SeaWorld Orlando has earned the title of “Certified Autism Center,” matching its two sister Orlando parks after park employees completed extra training on autism sensitivity and awareness.

SeaWorld Entertainment has placed a special emphasis on these autism-friendly certifications over the past year. In April 2018, Pennsylvania’s Sesame Place became the first theme park to earn the distinction. The Aquatica Orlando water park and Discovery Cove animal interaction followed suit earlier this year.

When the designation was given to Discovery Cove in February, SeaWorld spokesperson Lori Cherry told Orlando Rising to expect SeaWorld Orlando to earn the same certification in the near future.

“We are incredibly proud to be the first family of Orlando theme parks to achieve these certifications,” Mark Pauls, SeaWorld Orlando park president, said in a press release. “We want to create lasting memories for all our guests. As families start planning their summer travel, the resources and tools that our parks now offer can provide peace of mind for families with members that have autism and other special needs.  Our parks and staff are now equipped to offer families inclusive activities, helping to ensure meaningful experiences for everyone.”

The certification comes from the Jacksonville-based International Board of Credentialing and Continuing Education Standards (IBCCES). Along with the employee training and an onsite review by IBCCES, the park will offer several resources to guests with sensory processing issues, such as a sensory guide for each attraction and show at SeaWorld and “quiet rooms” where those guests can “take a break from the sensory overload often found in theme parks.”

One of these rooms is located in the park’s new Sesame Street section.

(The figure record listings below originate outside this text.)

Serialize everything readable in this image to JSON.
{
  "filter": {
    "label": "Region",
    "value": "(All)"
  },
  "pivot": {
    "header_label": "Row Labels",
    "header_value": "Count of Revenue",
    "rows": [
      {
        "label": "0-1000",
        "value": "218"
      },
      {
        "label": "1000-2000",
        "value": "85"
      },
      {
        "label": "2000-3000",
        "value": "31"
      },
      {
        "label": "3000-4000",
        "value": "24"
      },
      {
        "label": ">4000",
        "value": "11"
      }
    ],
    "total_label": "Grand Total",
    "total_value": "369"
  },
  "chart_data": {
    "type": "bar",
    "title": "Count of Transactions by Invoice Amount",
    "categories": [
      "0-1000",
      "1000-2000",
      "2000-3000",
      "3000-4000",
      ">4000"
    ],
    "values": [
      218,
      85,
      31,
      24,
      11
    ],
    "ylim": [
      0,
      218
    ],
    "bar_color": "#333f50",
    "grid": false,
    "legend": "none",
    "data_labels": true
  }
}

In order to retain the certification, employees will have to repeat the autism training every two years, including a “comprehensive autism competency exam.” IBCCES board chairman Myron Pincomb hopes other theme parks follow SeaWorld’s lead in offering additional resources to guests on the autism spectrum.

“This should be the industry standard  and we’re working with leaders in the field to make that happen,” Pincomb said. “Thousands of hours of hard work and training have been completed by SeaWorld’s dedicated ambassadors, and they are opening doors for all individuals to engage in the different activities the parks have to offer. Having conducted an onsite review of the park property and guest experience, we have seen firsthand SeaWorld’s commitment and contributions to education and animal care and their enthusiasm for sharing those experiences with all guests.”